# Do I need floating plants



## kimbm04r (Apr 22, 2005)

Hi
I noticed last night that the algea on my sponge filter holder is starting to disappear. The algea is much less. I have had a lot of hornwort take over this tank. About every week, I remove the hornwort that is floating and replace just a few sprigs and have a full tank within a few days. This stuff blocks a lot of the light for the glosso and Riccia. Do I need floating plants for the shrimp, or will they be fine with the plants that I have planted in the tank? I was under the impression that they like to have floating plants to hang onto. The shrimplets love to hang out in it.
Thanks


----------



## Edward (May 25, 2004)

... any idea?

Thanks


----------



## Simpte 27 (Jul 16, 2004)

I have no floating plants in my tank and my shrimp production is steady.

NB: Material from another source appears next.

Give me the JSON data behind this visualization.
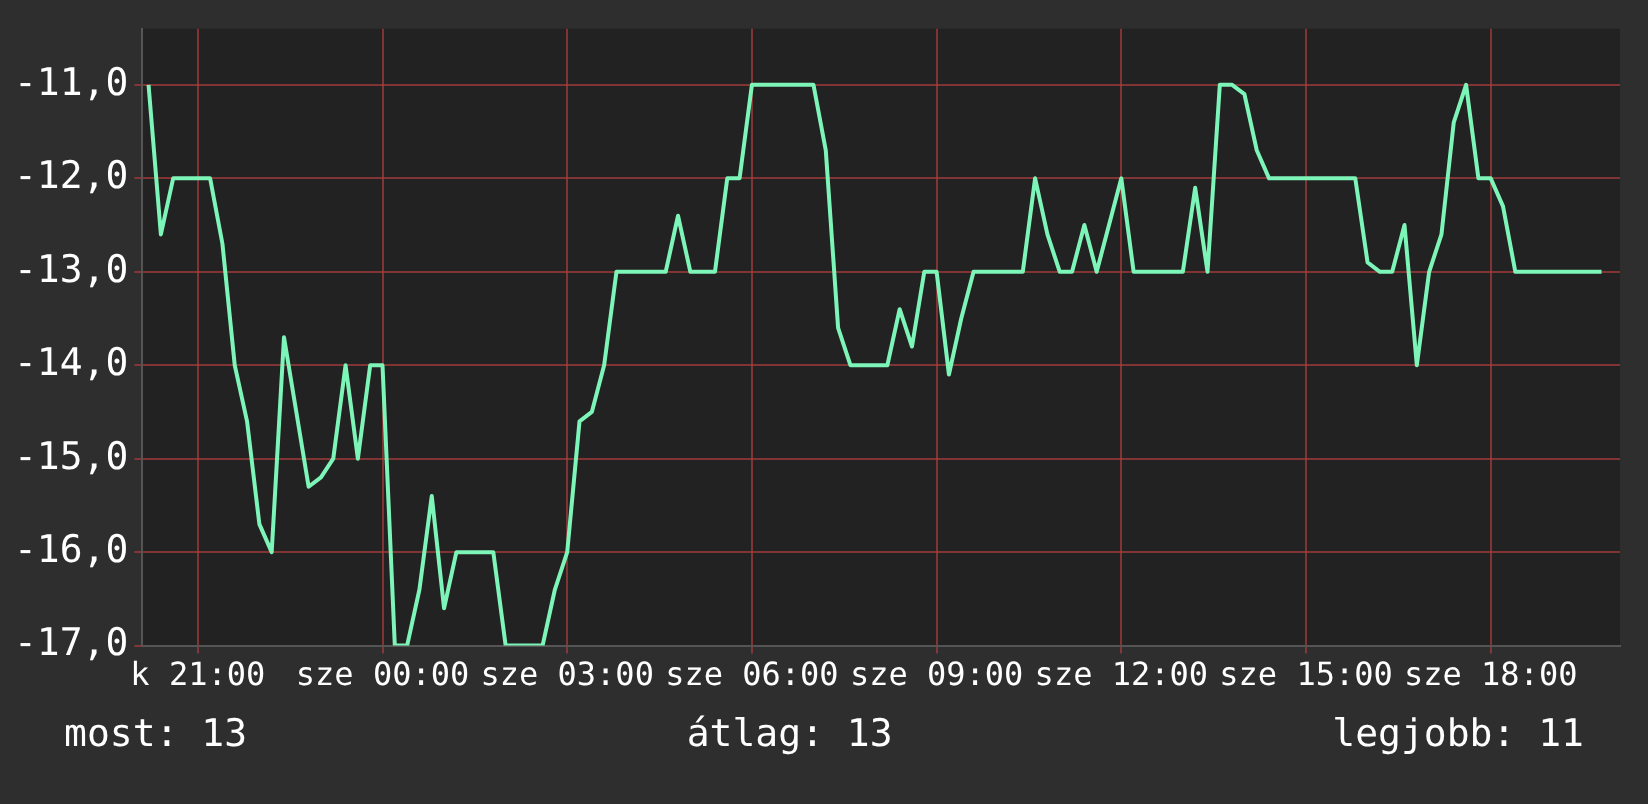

Havent emptied the canister yet but I'm hoping there is a little city in there! My shrimp hang out in every plant I have in the tank from java moss to riccia to parrots feather to Hygro.


----------



## Piscesgirl (Feb 25, 2004)

I see no reason that you need floating plants for shrimp. My shrimp are rarely at the top at all -- do yours spend time at the top? I find they prefer plants they can climb into,hang on to, etc. The amount of light isn't going to bother them, either, if you were attempting to block light with floating plants.


----------



## Bert H (Mar 2, 2004)

I have an active and growing shrimp population and no floating plants. My shrimp are equal plant opportunists, in that they show no particular preference of one plant over another.


----------



## richy (Nov 8, 2004)

Floating plants are not a requirement for shrimp, but I personally like to float riccia, so they can "hang out" at their leisure.


----------